To go a step further, it’s very exciting to consider a future of internet-connected energy-consuming devices that can passively optimize demand to synchronize with efficiency goals and prices. A building cooling system can operate in harmony with green-power generation abundance; water pumps in agricultural fields work in synch; even an individual’s EV, water heater or air conditioning unit works with the grid to accomplish its targets in a way that not only optimizes for price, but for reducing waste, curbing emissions, and helping to stretch our existing infrastructure as far as it can go.

And let’s not forget that in some cases the consumer of energy can potentially become an energy supplier. So, EVs in the future may be in a position to deliver energy back to the grid, when stored energy is needed and the price is right.  


As we accelerate energy transitions, it’s important to consider how the IoE can be more and more leveraged. The key challenges come in finding the right projects to start and involving all the players needed to accelerate progress.

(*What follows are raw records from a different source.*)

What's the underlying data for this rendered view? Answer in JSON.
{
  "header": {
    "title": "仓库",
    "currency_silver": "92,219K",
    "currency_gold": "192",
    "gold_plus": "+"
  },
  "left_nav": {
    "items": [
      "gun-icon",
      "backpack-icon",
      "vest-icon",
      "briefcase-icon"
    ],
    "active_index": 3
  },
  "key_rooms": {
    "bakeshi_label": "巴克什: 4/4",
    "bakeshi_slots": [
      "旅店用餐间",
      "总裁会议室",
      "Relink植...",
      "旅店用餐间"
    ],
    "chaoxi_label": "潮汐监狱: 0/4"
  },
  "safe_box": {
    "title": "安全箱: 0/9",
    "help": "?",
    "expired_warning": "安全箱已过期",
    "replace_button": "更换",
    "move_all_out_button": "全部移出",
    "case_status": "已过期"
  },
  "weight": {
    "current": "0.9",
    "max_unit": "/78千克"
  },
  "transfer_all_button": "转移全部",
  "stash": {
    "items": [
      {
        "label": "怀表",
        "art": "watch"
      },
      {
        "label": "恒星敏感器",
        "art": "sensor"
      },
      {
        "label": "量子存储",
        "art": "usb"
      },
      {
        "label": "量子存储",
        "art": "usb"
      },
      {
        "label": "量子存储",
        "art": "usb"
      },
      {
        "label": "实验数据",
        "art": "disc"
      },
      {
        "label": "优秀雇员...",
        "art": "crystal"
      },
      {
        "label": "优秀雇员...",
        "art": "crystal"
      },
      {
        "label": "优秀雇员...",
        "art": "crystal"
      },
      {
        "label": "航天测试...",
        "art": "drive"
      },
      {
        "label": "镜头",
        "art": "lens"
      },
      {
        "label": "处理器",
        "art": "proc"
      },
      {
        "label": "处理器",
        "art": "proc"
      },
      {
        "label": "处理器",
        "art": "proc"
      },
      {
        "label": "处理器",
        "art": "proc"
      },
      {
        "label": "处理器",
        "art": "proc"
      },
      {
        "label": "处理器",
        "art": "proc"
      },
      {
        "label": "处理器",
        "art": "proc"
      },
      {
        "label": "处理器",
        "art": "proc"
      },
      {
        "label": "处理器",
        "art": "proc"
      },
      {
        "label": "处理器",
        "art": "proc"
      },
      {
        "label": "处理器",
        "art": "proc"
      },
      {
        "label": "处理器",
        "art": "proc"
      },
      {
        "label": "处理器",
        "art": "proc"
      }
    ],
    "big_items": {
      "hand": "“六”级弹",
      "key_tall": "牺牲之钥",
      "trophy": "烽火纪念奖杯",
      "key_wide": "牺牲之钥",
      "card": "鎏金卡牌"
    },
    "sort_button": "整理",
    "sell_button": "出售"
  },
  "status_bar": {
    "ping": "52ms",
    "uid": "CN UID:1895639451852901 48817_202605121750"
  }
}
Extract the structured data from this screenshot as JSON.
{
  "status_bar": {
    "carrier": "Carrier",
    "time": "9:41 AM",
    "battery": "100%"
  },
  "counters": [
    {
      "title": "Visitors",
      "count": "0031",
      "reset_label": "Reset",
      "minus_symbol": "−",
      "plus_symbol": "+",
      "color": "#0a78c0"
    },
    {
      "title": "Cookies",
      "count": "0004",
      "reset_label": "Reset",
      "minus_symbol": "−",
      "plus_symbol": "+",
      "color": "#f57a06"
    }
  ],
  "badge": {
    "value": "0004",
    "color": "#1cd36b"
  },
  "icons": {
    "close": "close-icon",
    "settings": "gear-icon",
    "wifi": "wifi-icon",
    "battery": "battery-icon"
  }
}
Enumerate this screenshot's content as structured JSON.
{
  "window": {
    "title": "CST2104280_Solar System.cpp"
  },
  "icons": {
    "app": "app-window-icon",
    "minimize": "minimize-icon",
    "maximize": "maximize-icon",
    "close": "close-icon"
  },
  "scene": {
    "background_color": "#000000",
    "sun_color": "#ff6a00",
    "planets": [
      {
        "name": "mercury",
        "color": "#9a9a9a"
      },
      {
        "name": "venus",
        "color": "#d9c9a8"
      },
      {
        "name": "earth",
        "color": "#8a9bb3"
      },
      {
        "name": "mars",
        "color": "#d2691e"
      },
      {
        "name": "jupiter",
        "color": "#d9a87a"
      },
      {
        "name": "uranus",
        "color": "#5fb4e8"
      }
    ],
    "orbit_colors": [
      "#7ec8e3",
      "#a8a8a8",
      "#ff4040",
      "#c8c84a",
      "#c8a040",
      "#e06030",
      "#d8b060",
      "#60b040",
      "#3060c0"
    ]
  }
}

One thing we have learned about software over the past decades is its ability to move at the speed of light. It can implement quickly, drive productivity and help us make new discoveries and accelerate progress, every day.

With respect to urgency, the software layer in our ecosystems can work alongside existing hardware (such as plants and equipment), perhaps with lower cost enhancements such as sensors for data flow and actuators. So, I believe these AI solutions can move at a faster pace than building new infrastructure, implementing hardware upgrades, and so forth.  And with this, again, we can accelerate our transition using more and more software-driven strategies.

Energy exists in a broader ecosystem of requirements to meet fundamental human needs. The power sector is very water-intensive. Agriculture is entirely water-dependent. In large, advanced countries like the U.S, you often find that 40 percent of water flows to agriculture and another 40 percent through the power system.  


When you look at solving our energy transition needs through a Food, Energy and Water (FEW) lens, it gets even more exciting.

Often, a region upgrading to solar or wind power removes the water-dependence of their power generation from the equation. For water-stressed regions, this may lead to new considerations and approaches around water utilization.

AI will lead you to a highly efficient and better water-utilization strategy. For outdoor agriculture, some AI strategies result in a 40 percent reduction in water usage while also driving plant health and productivity through precise, intelligent means. It takes significant energy to pump water, so just by optimizing for plant health we can save significant amounts of both energy and water.

And vice versa. Just because we implement renewable energy in an agricultural area doesn’t mean we should pump as much water as we can to the fields. AI strategies force us to confirm what we must optimize—like plant health—and find strategies to help us save on precious FEW resources.

IoE-driven strategies are most powerful when used in combination. In the future, thanks to software and data, many systems will talk to each other and work together to maximize efficiency and optimization. AI, software and the cloud will help us conserve energy, maximize green energy, conserve water, and boost agricultural and industrial productivity.

But most importantly, these capabilities will advance the quality of human life under challenging conditions.  

We hope to be able to engage with all of you more and continue this exploration together to create a better energy future and address critical challenges together in partnership.